Comparative Example 1 A water-based dispersion (product name: Polyflon Dispersion D-1, manufactured by Daikin Industries, Ltd.) in which polytetrafluoroethylene fine powder with a particle size of 0.2 to 0.3 microns was dispersed in a stainless steel cylinder with a diameter of 50 mm. Soak,
The process was carried out in the same manner as in Example 1, except that after being pulled up and dried, the sleeve was baked in an electric furnace at 320°C for 15 minutes.

At room temperature and humidity, the maximum image density is high and the images are clear, but after 10,000 copies were made, some peeling was observed on the polytetrafluoroethylene coating on the sleeve.

In addition, in a low humidity environment of 20℃ and 30%RH,
The toner coating layer on the sleeve became uneven, resulting in uneven density in the copied image.

As seen in this example, by embedding releasable fine particles in a matrix with excellent mechanical strength, it is possible to obtain high mechanical strength, resistance to contamination, and strong charge control properties that are not affected by humidity. Even under environmental conditions, uniform toner coating properties can always be obtained without causing unevenness in the toner coating layer on the carrier.

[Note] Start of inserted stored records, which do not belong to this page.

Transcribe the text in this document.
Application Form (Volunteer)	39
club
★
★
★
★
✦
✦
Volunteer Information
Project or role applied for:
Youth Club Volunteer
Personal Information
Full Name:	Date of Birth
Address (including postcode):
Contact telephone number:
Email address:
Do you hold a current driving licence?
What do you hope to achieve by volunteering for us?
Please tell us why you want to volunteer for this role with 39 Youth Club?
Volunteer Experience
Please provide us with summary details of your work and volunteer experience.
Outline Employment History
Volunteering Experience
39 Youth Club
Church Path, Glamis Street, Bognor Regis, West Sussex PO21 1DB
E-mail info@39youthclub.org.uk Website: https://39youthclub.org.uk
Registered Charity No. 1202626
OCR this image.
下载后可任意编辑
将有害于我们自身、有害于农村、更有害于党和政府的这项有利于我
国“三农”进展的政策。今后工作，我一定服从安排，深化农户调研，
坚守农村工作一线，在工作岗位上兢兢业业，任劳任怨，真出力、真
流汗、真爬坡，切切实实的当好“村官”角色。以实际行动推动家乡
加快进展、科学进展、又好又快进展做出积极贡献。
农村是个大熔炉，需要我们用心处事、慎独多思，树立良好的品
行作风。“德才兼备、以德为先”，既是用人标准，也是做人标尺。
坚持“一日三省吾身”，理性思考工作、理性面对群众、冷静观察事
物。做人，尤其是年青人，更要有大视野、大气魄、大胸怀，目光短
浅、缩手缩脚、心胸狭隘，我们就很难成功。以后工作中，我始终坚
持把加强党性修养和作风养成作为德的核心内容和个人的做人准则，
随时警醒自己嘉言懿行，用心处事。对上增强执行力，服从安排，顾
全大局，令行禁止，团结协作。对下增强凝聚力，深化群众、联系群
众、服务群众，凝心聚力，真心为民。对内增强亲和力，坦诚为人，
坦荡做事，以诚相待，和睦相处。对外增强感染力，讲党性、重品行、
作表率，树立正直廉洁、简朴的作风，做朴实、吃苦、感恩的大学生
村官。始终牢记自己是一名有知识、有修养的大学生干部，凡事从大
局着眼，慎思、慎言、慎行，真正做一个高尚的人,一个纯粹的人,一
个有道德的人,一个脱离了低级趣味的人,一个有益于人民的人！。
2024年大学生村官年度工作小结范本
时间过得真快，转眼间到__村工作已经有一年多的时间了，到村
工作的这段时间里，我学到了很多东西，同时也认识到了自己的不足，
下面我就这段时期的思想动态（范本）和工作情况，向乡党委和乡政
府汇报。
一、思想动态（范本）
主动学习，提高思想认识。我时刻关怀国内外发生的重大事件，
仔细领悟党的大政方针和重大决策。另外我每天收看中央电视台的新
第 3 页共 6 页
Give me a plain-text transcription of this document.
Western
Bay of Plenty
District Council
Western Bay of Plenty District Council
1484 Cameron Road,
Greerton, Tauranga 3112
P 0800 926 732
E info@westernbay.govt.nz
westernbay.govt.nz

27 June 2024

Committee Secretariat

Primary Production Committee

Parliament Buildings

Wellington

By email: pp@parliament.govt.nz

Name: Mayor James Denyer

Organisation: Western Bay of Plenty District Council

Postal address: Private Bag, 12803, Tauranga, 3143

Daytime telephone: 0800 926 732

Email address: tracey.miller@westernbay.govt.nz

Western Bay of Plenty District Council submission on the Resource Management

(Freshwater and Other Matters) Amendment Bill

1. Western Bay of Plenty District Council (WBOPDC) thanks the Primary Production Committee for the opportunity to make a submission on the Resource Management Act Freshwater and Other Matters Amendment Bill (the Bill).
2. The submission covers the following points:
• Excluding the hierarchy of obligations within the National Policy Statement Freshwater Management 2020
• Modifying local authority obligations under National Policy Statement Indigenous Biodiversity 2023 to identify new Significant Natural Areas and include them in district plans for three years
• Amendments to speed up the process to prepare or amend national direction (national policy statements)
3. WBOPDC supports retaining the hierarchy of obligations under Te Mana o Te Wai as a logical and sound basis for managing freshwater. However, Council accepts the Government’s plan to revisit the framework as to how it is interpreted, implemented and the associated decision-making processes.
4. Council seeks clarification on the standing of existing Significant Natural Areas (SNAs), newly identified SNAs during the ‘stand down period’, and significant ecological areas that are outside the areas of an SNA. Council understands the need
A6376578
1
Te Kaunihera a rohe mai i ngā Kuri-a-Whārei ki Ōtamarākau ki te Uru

[Brief explanation of drawings]

FIG. 1 is a schematic configuration diagram of an example of a copying device or a recording device to which the developing method according to the present invention can be applied. FIG. 2 is a sectional view of one embodiment of the developing process used in the present invention. 1... Photosensitive drum, 4... Developing device, 4a...
Toner carrier, 4b...Nonmagnetic cylinder, 9...Magnet roll, 10...Doctor blade, 11
...Insulating magnetic toner.

Claims (1)

[Claims] 1. A method in which triboelectrically charged insulating toner is transported by a developer carrier to a developing section for developing an electrical latent image without using carrier particles, and the toner is used to develop the electrical latent image. Fine particles of fluoropolymer or fluoroelastomer are embedded in pores uniformly provided on the surface of the developer carrier, and the toner is positively charged. A developing method characterized in that the toner is triboelectrically charged by imparting a positively charged triboelectric charge to the toner.